The new “hierarchy” is included in H1 of the new rules, which looks to ensure a more mutually respectful and considerate culture of safe and effective road use.

Rule H2 focuses on new priority at junctions – meaning motorists, horse riders and cyclists must give way to pedestrians waiting or crossing at a junction.

The final major change, Rule H3, sets out new guidance for drivers and motorcyclists, advising them to “not cut across cyclists going ahead when turning into or out of a junction or changing direction or lane”.

Motorists should “stop and wait” for a safe gap in the flow of cyclists if necessary.

Jonathan White, Legal and Compliance Director at National Accident Helpline, urged drivers to familiarise themselves with the new changes.

He said: “While we welcome the Highway Code changes, we are concerned that there has been insufficient public education and as a result a lack of awareness, that could potentially lead to an increase in road accidents.

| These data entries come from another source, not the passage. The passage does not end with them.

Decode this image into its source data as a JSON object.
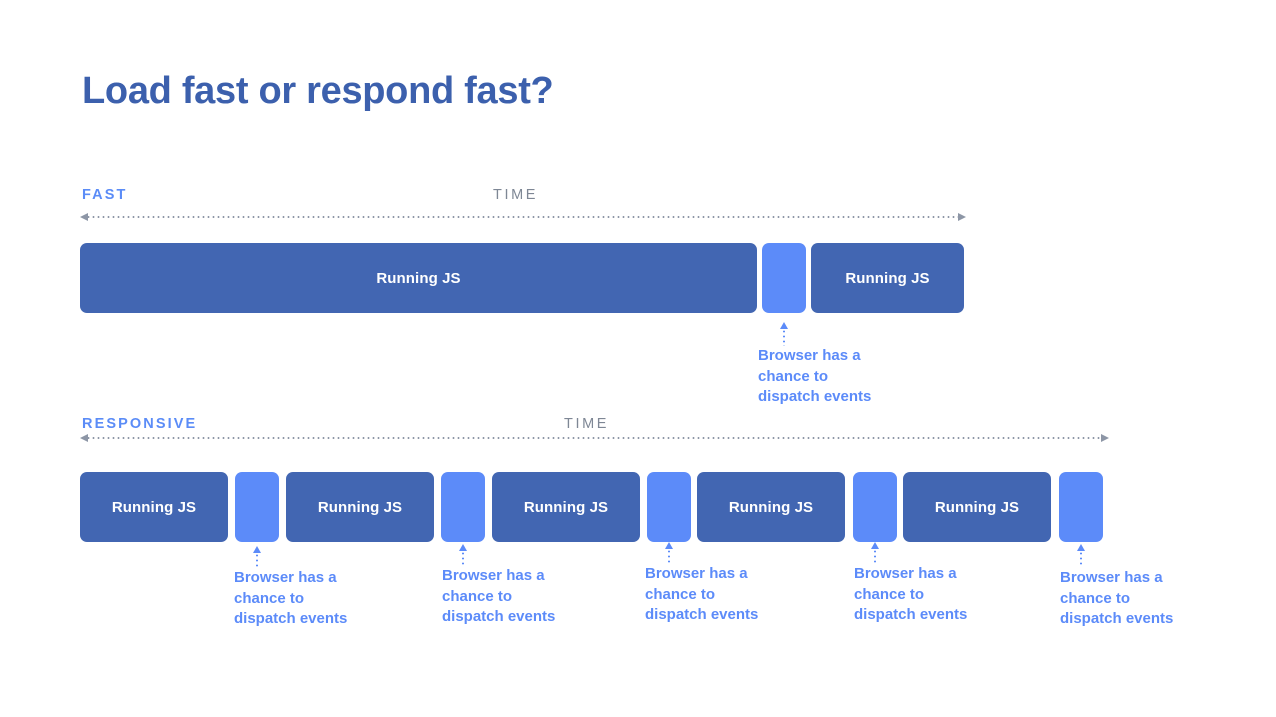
{
  "slide": {
    "title": "Load fast or respond fast?",
    "background_color": "#ffffff",
    "title_color": "#3c60ad",
    "busy_color": "#4266b2",
    "idle_color": "#5c8bf9",
    "accent_color": "#5b8cf7",
    "axis_color": "#8d96a6"
  },
  "rows": [
    {
      "label": "FAST",
      "time_label": "TIME",
      "blocks": [
        {
          "kind": "busy",
          "label": "Running JS"
        },
        {
          "kind": "idle",
          "label": ""
        },
        {
          "kind": "busy",
          "label": "Running JS"
        }
      ],
      "callouts": [
        {
          "text": "Browser has a\nchance to\ndispatch events"
        }
      ]
    },
    {
      "label": "RESPONSIVE",
      "time_label": "TIME",
      "blocks": [
        {
          "kind": "busy",
          "label": "Running JS"
        },
        {
          "kind": "idle",
          "label": ""
        },
        {
          "kind": "busy",
          "label": "Running JS"
        },
        {
          "kind": "idle",
          "label": ""
        },
        {
          "kind": "busy",
          "label": "Running JS"
        },
        {
          "kind": "idle",
          "label": ""
        },
        {
          "kind": "busy",
          "label": "Running JS"
        },
        {
          "kind": "idle",
          "label": ""
        },
        {
          "kind": "busy",
          "label": "Running JS"
        },
        {
          "kind": "idle",
          "label": ""
        }
      ],
      "callouts": [
        {
          "text": "Browser has a\nchance to\ndispatch events"
        },
        {
          "text": "Browser has a\nchance to\ndispatch events"
        },
        {
          "text": "Browser has a\nchance to\ndispatch events"
        },
        {
          "text": "Browser has a\nchance to\ndispatch events"
        },
        {
          "text": "Browser has a\nchance to\ndispatch events"
        }
      ]
    }
  ]
}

“Potential misunderstanding about the new priorities at road junctions is a recipe for disaster, particularly if drivers don’t get up to speed with the changes relating to junctions.

“Since 2018, we have helped 6,302 pedestrians and 3,853 cyclists to make a claim, after being injured in a road accident – totalling more than 2,500 claims a year.

“The new rules provide important guidance and will almost certainly be used by courts in deciding who is at fault for an accident or whether a criminal offence has been committed.

“It’s also important for all road users to be aware of the changes, if they are involved in a road or traffic accident, they could be eligible to make a claim under the new rules – particularly pedestrians and cyclists.

“In order to help keep road users safe, especially those classed as more vulnerable, we’d strongly recommend that the public familiarise themselves with the new laws, ahead of January 29, and be vigilant to those who are at a higher risk of being injured.”

In 2021, National Accident Helpline helped more than 1,000 pedestrians and 877 cyclists to make a claim after being hurt in a road accident.

Safe passing distances have also been updated to account for the increase in protections of the most vulnerable road users.

Drivers will now need to leave a minimum distance of 1.5 metres when overtaking motorcyclists, cyclists, horse riders and horse drawn vehicles at speeds under 30mph.

When driving over the 30mph threshold, the safe overtaking distance is increased to a minimum of two metres.

Most dangerous UK cities to drive in.

                               © Express Most dangerous UK cities to drive in.

For larger vehicles, like heavy goods vehicles, buses and motorhomes, a minimum distance of two metres should be left in all conditions.

If motorists are in more rural areas where there are no pavements, a gap of at least two metres should be left where a pedestrian is walking in the road.

A spokesperson for the Department for Transport explained why the changes were being made.

They said: “The proposed upcoming changes to The Highway Code will improve safety for cyclists, pedestrians and horse riders, with those who present the most risk to other road users given the greatest responsibility in creating a safer travel environment for all.

“The Department has established a working group of key organisations to ensure that messages about the changes are as widespread as possible and our well-established THINK! campaign will continue to ensure all road users are aware both when these changes come into effect and beyond.”